Real Concerns Surrounding Allergan Stock

This isn’t a case where the market has simply dumped AGN without paying attention. There are real risks here. Earnings growth is likely to turn negative in 2018, with the company guiding for EPS of $15.25-$16.00 against 2017’s $16.35.

Competition is rising. Allergan itself framed its 2018 guidance as dependent on generic competition to eye treatment RESTASIS. Allergan had tried to deny generic competition by transferring its patent to the Saint Regis Mohawk Tribe. That effort, however, hasn’t worked. And now Imprimis Pharmaceuticals Inc (NASDAQ:IMMY) has launched a 99-cent competitor.

Meanwhile, Allergan’s highly profitable Botox treatment may also see a new rival. This month, Chris Lau detailed the efforts of Revance Therapeutics Inc (NASDAQ:RVNC), which is working with Mylan NV (NASDAQ:MYL) to launch a biosimilar. All told, some 20% of revenue is at competitive risk in the coming years.

Add to those fears some questions about the company’s pipeline, and an overall lack of confidence in the drug development space, and there is some logic behind the long, hard fall in Allergan. And with a reasonably substantial debt load – over $23 billion on a net basis, about 3x EBITDA – any further downward pressure on valuation would be amplified in the AGN stock price.

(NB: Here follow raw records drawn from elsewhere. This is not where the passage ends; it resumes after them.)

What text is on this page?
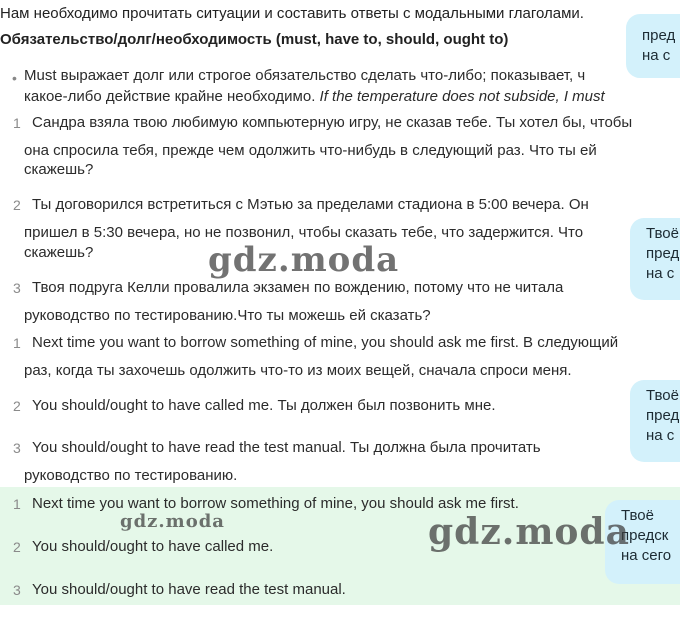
Нам необходимо прочитать ситуации и составить ответы с модальными глаголами.
Обязательство/долг/необходимость (must, have to, should, ought to)
• Must выражает долг или строгое обязательство сделать что-либо; показывает, ч
какое-либо действие крайне необходимо. If the temperature does not subside, I must
1 Сандра взяла твою любимую компьютерную игру, не сказав тебе. Ты хотел бы, чтобы
она спросила тебя, прежде чем одолжить что-нибудь в следующий раз. Что ты ей
скажешь?
2 Ты договорился встретиться с Мэтью за пределами стадиона в 5:00 вечера. Он
пришел в 5:30 вечера, но не позвонил, чтобы сказать тебе, что задержится. Что
скажешь?
3 Твоя подруга Келли провалила экзамен по вождению, потому что не читала
руководство по тестированию.Что ты можешь ей сказать?
1 Next time you want to borrow something of mine, you should ask me first. В следующий
раз, когда ты захочешь одолжить что-то из моих вещей, сначала спроси меня.
2 You should/ought to have called me. Ты должен был позвонить мне.
3 You should/ought to have read the test manual. Ты должна была прочитать
руководство по тестированию.
1 Next time you want to borrow something of mine, you should ask me first.
2 You should/ought to have called me.
3 You should/ought to have read the test manual.
пред
на с
Твоё
пред
на с
Твоё
пред
на с
Твоё
предск
на сего
gdz.moda
gdz.moda	gdz.moda
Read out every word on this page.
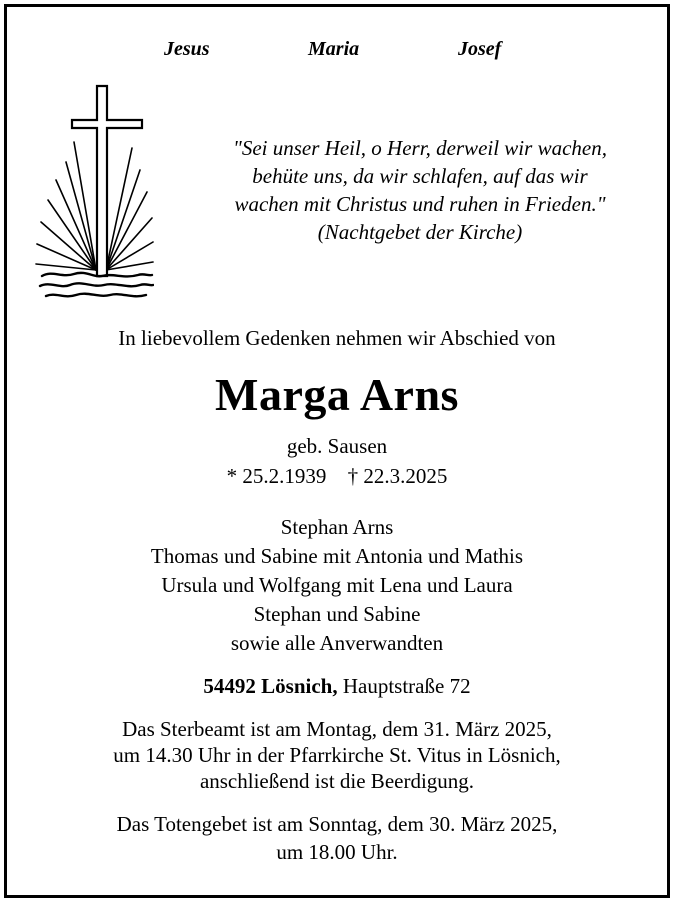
Jesus	Maria	Josef
"Sei unser Heil, o Herr, derweil wir wachen,
behüte uns, da wir schlafen, auf das wir
wachen mit Christus und ruhen in Frieden."
(Nachtgebet der Kirche)
In liebevollem Gedenken nehmen wir Abschied von
Marga Arns
geb. Sausen
* 25.2.1939 † 22.3.2025
Stephan Arns
Thomas und Sabine mit Antonia und Mathis
Ursula und Wolfgang mit Lena und Laura
Stephan und Sabine
sowie alle Anverwandten
54492 Lösnich, Hauptstraße 72
Das Sterbeamt ist am Montag, dem 31. März 2025,
um 14.30 Uhr in der Pfarrkirche St. Vitus in Lösnich,
anschließend ist die Beerdigung.
Das Totengebet ist am Sonntag, dem 30. März 2025,
um 18.00 Uhr.
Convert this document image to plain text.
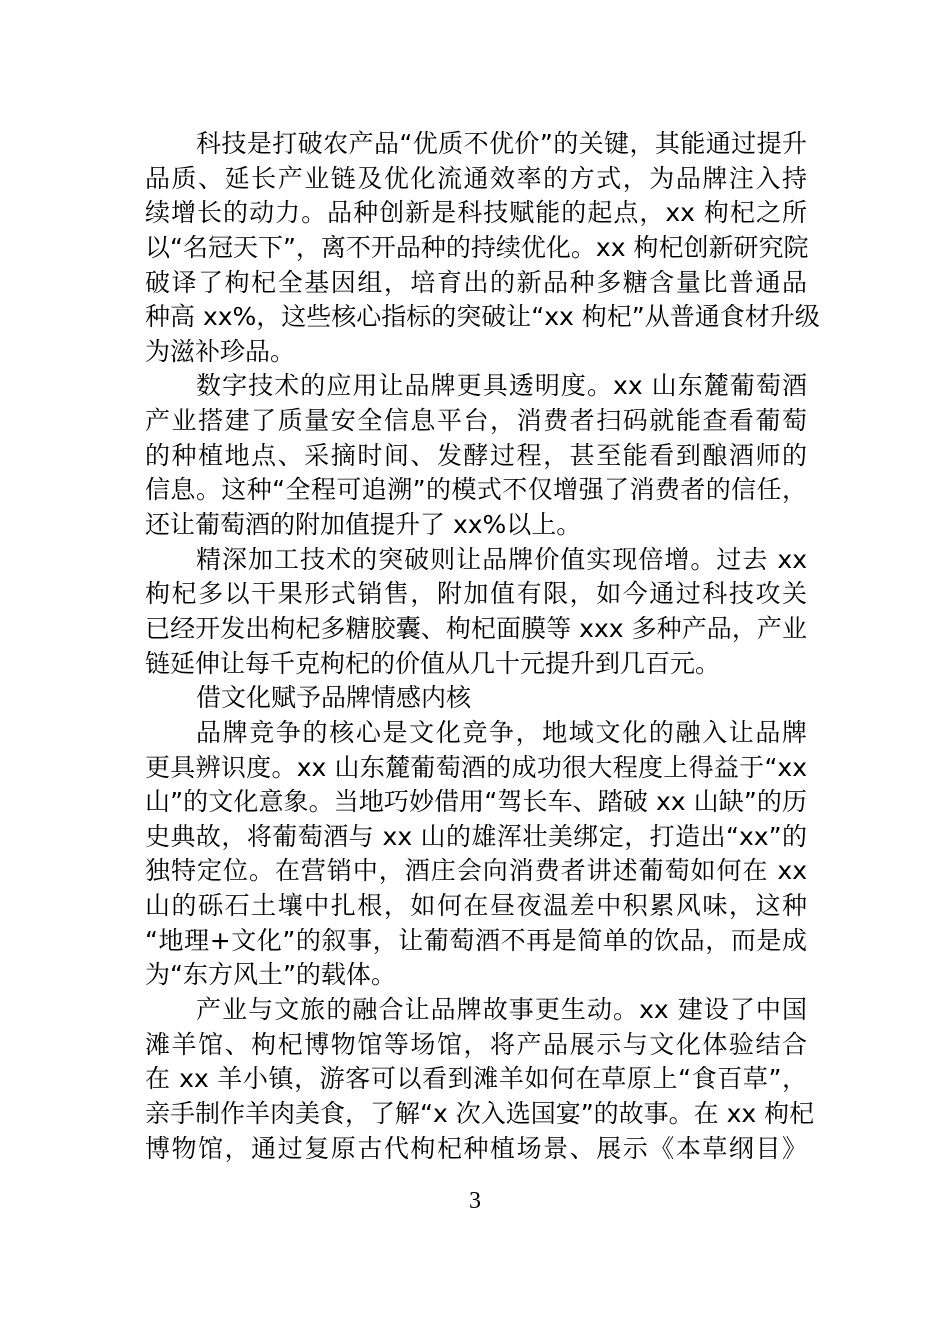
科技是打破农产品“优质不优价”的关键，其能通过提升
品质、延长产业链及优化流通效率的方式，为品牌注入持
续增长的动力。品种创新是科技赋能的起点，xx 枸杞之所
以“名冠天下”，离不开品种的持续优化。xx 枸杞创新研究院
破译了枸杞全基因组，培育出的新品种多糖含量比普通品
种高 xx%，这些核心指标的突破让“xx 枸杞”从普通食材升级
为滋补珍品。
数字技术的应用让品牌更具透明度。xx 山东麓葡萄酒
产业搭建了质量安全信息平台，消费者扫码就能查看葡萄
的种植地点、采摘时间、发酵过程，甚至能看到酿酒师的
信息。这种“全程可追溯”的模式不仅增强了消费者的信任，
还让葡萄酒的附加值提升了 xx%以上。
精深加工技术的突破则让品牌价值实现倍增。过去 xx
枸杞多以干果形式销售，附加值有限，如今通过科技攻关
已经开发出枸杞多糖胶囊、枸杞面膜等 xxx 多种产品，产业
链延伸让每千克枸杞的价值从几十元提升到几百元。
借文化赋予品牌情感内核
品牌竞争的核心是文化竞争，地域文化的融入让品牌
更具辨识度。xx 山东麓葡萄酒的成功很大程度上得益于“xx
山”的文化意象。当地巧妙借用“驾长车、踏破 xx 山缺”的历
史典故，将葡萄酒与 xx 山的雄浑壮美绑定，打造出“xx”的
独特定位。在营销中，酒庄会向消费者讲述葡萄如何在 xx
山的砾石土壤中扎根，如何在昼夜温差中积累风味，这种
“地理+文化”的叙事，让葡萄酒不再是简单的饮品，而是成
为“东方风土”的载体。
产业与文旅的融合让品牌故事更生动。xx 建设了中国
滩羊馆、枸杞博物馆等场馆，将产品展示与文化体验结合
在 xx 羊小镇，游客可以看到滩羊如何在草原上“食百草”，
亲手制作羊肉美食，了解“x 次入选国宴”的故事。在 xx 枸杞
博物馆，通过复原古代枸杞种植场景、展示《本草纲目》
3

It’s not as if industry leaders are priced for torrid growth: PFE and MRK trade at 12x and 13.5x forward EPS, respectively. Given that Allergan has a heavier debt load, declining near-term earnings, and material competitive risks, a discount to those titans doesn’t seem wholly out of line.

The Bull Case for AGN

All that said, there is a case that the decline has been too much. On the Q4 conference call Allergan cited a solid pipeline in eye care,  which could replace all of the lost revenue from RESTASIS competition.

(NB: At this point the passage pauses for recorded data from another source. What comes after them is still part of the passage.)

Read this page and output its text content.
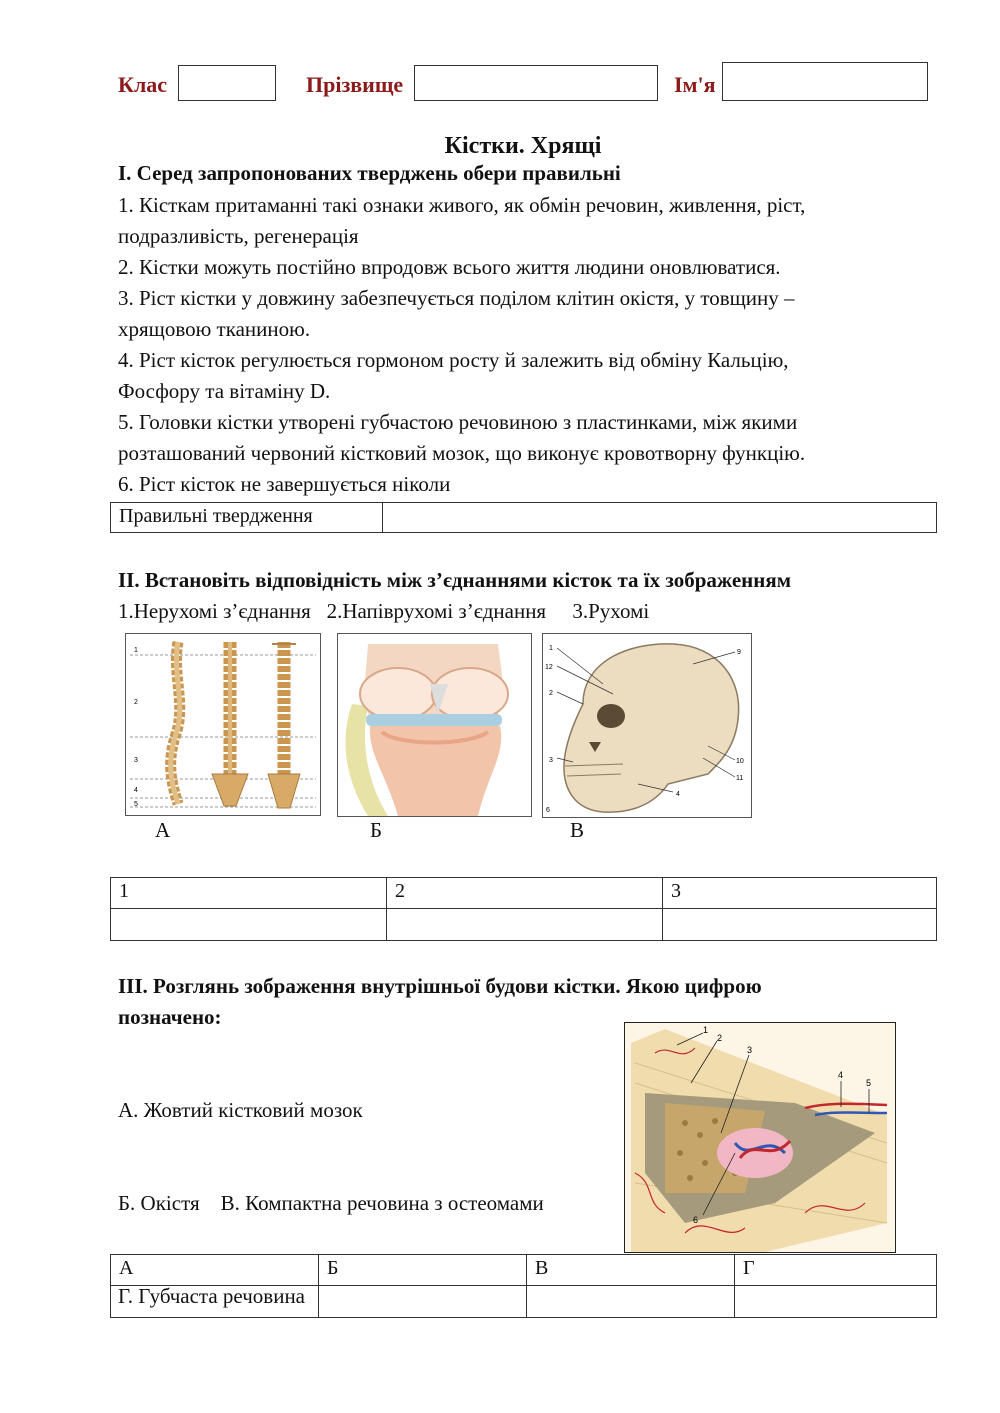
Клас	Прізвище	Ім'я
Кістки. Хрящі
І. Серед запропонованих тверджень обери правильні
1. Кісткам притаманні такі ознаки живого, як обмін речовин, живлення, ріст,
подразливість, регенерація
2. Кістки можуть постійно впродовж всього життя людини оновлюватися.
3. Ріст кістки у довжину забезпечується поділом клітин окістя, у товщину –
хрящовою тканиною.
4. Ріст кісток регулюється гормоном росту й залежить від обміну Кальцію,
Фосфору та вітаміну D.
5. Головки кістки утворені губчастою речовиною з пластинками, між якими
розташований червоний кістковий мозок, що виконує кровотворну функцію.
6. Ріст кісток не завершується ніколи
Правильні твердження	
ІІ. Встановіть відповідність між з’єднаннями кісток та їх зображенням
1.Нерухомі з’єднання   2.Напіврухомі з’єднання     3.Рухомі
1
2
3
4
5
1
12
2
3
4
6
9
10
11
А	Б	В
1	2	3

ІІІ. Розглянь зображення внутрішньої будови кістки. Якою цифрою
позначено:

А. Жовтий кістковий мозок

Б. Окістя    В. Компактна речовина з остеомами

Г. Губчаста речовина

1
2
3
4
5
6
А	Б	В	Г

Botox has significant brand value, and Barron’s cited a portfolio manager who pointed out that consumers “might be uncomfortable testing a new product” given that Botox is a toxin injected into the patient’s face.

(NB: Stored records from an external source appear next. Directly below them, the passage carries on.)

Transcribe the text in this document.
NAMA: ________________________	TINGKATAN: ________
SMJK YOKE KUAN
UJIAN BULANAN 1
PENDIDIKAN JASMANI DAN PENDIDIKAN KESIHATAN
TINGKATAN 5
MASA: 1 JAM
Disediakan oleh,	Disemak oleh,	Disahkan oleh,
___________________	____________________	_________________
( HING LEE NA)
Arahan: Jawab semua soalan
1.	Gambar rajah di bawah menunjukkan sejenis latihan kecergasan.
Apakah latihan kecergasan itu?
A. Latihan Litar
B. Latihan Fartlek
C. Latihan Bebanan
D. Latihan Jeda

As for valuation, AGN might merit some discount to PFE & MRK – but even a discounted 11x multiple still suggests modest earnings decline going forward and values AGN stock at $172 – over 7% upside from current levels.

And with the company itself guided for a 5% increase in revenue long-term, after a bit of a ‘reset’ year in 2018, even a modest multiple combined with some level of earnings growth could create nice returns in Allergan stock.

To be honest, I am sympathetic to that case. In fact, it’s basically the argument I made in December. But I’m no longer sure that AGN is worth the risk, and I’m particularly skeptical there’s reason to jump in now, ahead of Q1 earnings next week.

AGN Stock Looks A Little Too Risky

All told, I wouldn’t be shocked if Allergan stock managed to grind higher from here. But I question whether the upside necessarily is worth the downside risk.

After all, the pharmaceutical space is very different from what it was a decade or two ago. Efforts to control pricing and increase generic competition have taken a toll. MRK and PFE have been decent investments.

But the market has seen outright collapses in Valeant Pharmaceuticals Intl Inc (NYSE:VRX), Teva Pharmaceutical Industries Ltd (ADR) ADR (NYSE:TEVA), and Mallinckrodt PLC (NYSE:MNK).

I’m not arguing that Allergan stock is the next VRX or MNK. For one, its debt levels are nowhere near as high. But investors thought those stocks were “too cheap” all the way down as well, and I’d be worried that a similar, if less disastrous, fate might await Allergan. When growth slows for an indebted company, the stock price can fall far and quick.

When that company is a pharmaceutical company, and investors start questioning the pipeline, it takes a long time to reverse that sentiment.

That’s what has happened at Allergan of late – and I’m not confident enough that the worst is over just yet. And for what looks like only reasonable upside, I’m not interested in taking on that risk.

As of this writing, Vince Martin has no positions in any securities mentioned.